En arrière-plan, l’octroi d’un paiement en plusieurs fois repose déjà sur des modèles statistiques qui vont continuer à se généraliser. Chez Floa, par exemple, « Il s’agit de scores statistiques qui déterminent une « espérance de paiement », compte tenu de la situation », précise Marc Lanvin, avant de détailler : « En fonction de ce que vous achetez, du moment où vous l’achetez, de l’endroit où vous l’achetez, de l’adresse e-mail utilisée, du marchand… On est en mesure d’estimer précisément votre capacité à rembourser. » Pour les paniers plus élevés ou les profils plus fragiles, ces scores pourront être complétés par de l’open banking : « on va demander au client son accord pour se connecter à sa banque, accéder à ses relevés. » Autre filtre propre au BNPL : « La particularité du BNPL, c’est que la première échéance est payable tout de suite par carte. Lors du règlement, la banque émettrice va regarder si la dépense passe ou pas. » Ce dispositif, jugé rassurant par les acteurs, ne suffira pas à lui seul à freiner les excès, mais il s’inscrit dans un ensemble de garde-fous destinés à mieux repérer les situations à risque, dans un contexte où le paiement fractionné s’est diffusé très vite et où certains ménages déja très endettés ont multiplié les petits crédits invisibles.
En bref
- À partir du 20 novembre 2026, l’ordonnance du 3 septembre 2025 fait entrer paiements fractionnés de moins de trois mois et mini-crédits dans le champ du crédit à la consommation.
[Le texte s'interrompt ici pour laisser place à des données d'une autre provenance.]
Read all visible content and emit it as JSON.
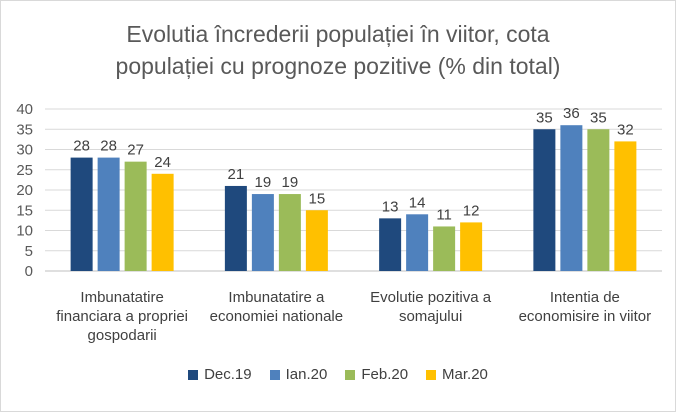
{
  "chart_data": {
    "type": "bar",
    "title_lines": [
      "Evolutia încrederii populației în viitor, cota",
      "populației cu prognoze pozitive (% din total)"
    ],
    "categories": [
      [
        "Imbunatatire",
        "financiara a propriei",
        "gospodarii"
      ],
      [
        "Imbunatatire a",
        "economiei nationale"
      ],
      [
        "Evolutie pozitiva a",
        "somajului"
      ],
      [
        "Intentia de",
        "economisire in viitor"
      ]
    ],
    "series": [
      {
        "name": "Dec.19",
        "color": "#1f497d",
        "values": [
          28,
          21,
          13,
          35
        ]
      },
      {
        "name": "Ian.20",
        "color": "#4f81bd",
        "values": [
          28,
          19,
          14,
          36
        ]
      },
      {
        "name": "Feb.20",
        "color": "#9bbb59",
        "values": [
          27,
          19,
          11,
          35
        ]
      },
      {
        "name": "Mar.20",
        "color": "#ffc000",
        "values": [
          24,
          15,
          12,
          32
        ]
      }
    ],
    "y_ticks": [
      0,
      5,
      10,
      15,
      20,
      25,
      30,
      35,
      40
    ],
    "ylim": [
      0,
      40
    ],
    "grid": true,
    "legend_position": "bottom"
  }
}
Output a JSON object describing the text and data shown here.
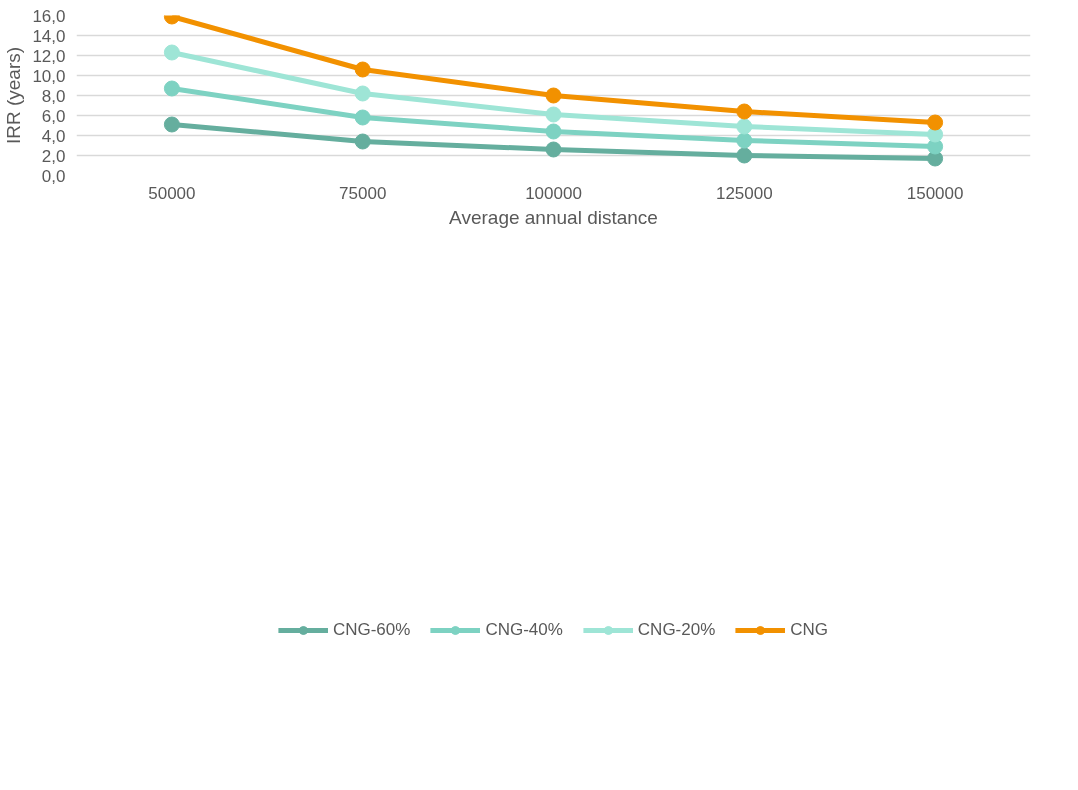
{
  "chart_data": {
    "type": "line",
    "xlabel": "Average annual distance",
    "ylabel": "IRR (years)",
    "categories": [
      "50000",
      "75000",
      "100000",
      "125000",
      "150000"
    ],
    "ylim": [
      0,
      16
    ],
    "yticks": [
      {
        "value": 0,
        "label": "0,0"
      },
      {
        "value": 2,
        "label": "2,0"
      },
      {
        "value": 4,
        "label": "4,0"
      },
      {
        "value": 6,
        "label": "6,0"
      },
      {
        "value": 8,
        "label": "8,0"
      },
      {
        "value": 10,
        "label": "10,0"
      },
      {
        "value": 12,
        "label": "12,0"
      },
      {
        "value": 14,
        "label": "14,0"
      },
      {
        "value": 16,
        "label": "16,0"
      }
    ],
    "grid": "y",
    "legend": "bottom",
    "marker": "circle",
    "line_style": "solid",
    "series": [
      {
        "name": "CNG-60%",
        "color": "#65ae9e",
        "values": [
          5.1,
          3.4,
          2.6,
          2.0,
          1.7
        ]
      },
      {
        "name": "CNG-40%",
        "color": "#7dd2c2",
        "values": [
          8.7,
          5.8,
          4.4,
          3.5,
          2.9
        ]
      },
      {
        "name": "CNG-20%",
        "color": "#9ee5d6",
        "values": [
          12.3,
          8.2,
          6.1,
          4.9,
          4.1
        ]
      },
      {
        "name": "CNG",
        "color": "#f29100",
        "values": [
          15.9,
          10.6,
          8.0,
          6.4,
          5.3
        ]
      }
    ]
  }
}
- Information tarifaire détaillée, droit de rétractation de 14 jours et analyse de solvabilité proportionnée deviennent la norme, avec un rôle accru du FICP et de l’open banking pour filtrer les dossiers à risque.
- Entre accès potentiellement plus sélectif et protections renforcées, consommateurs et commerçants doivent adapter leurs pratiques pour continuer à utiliser le paiement en plusieurs fois sans mauvaise surprise.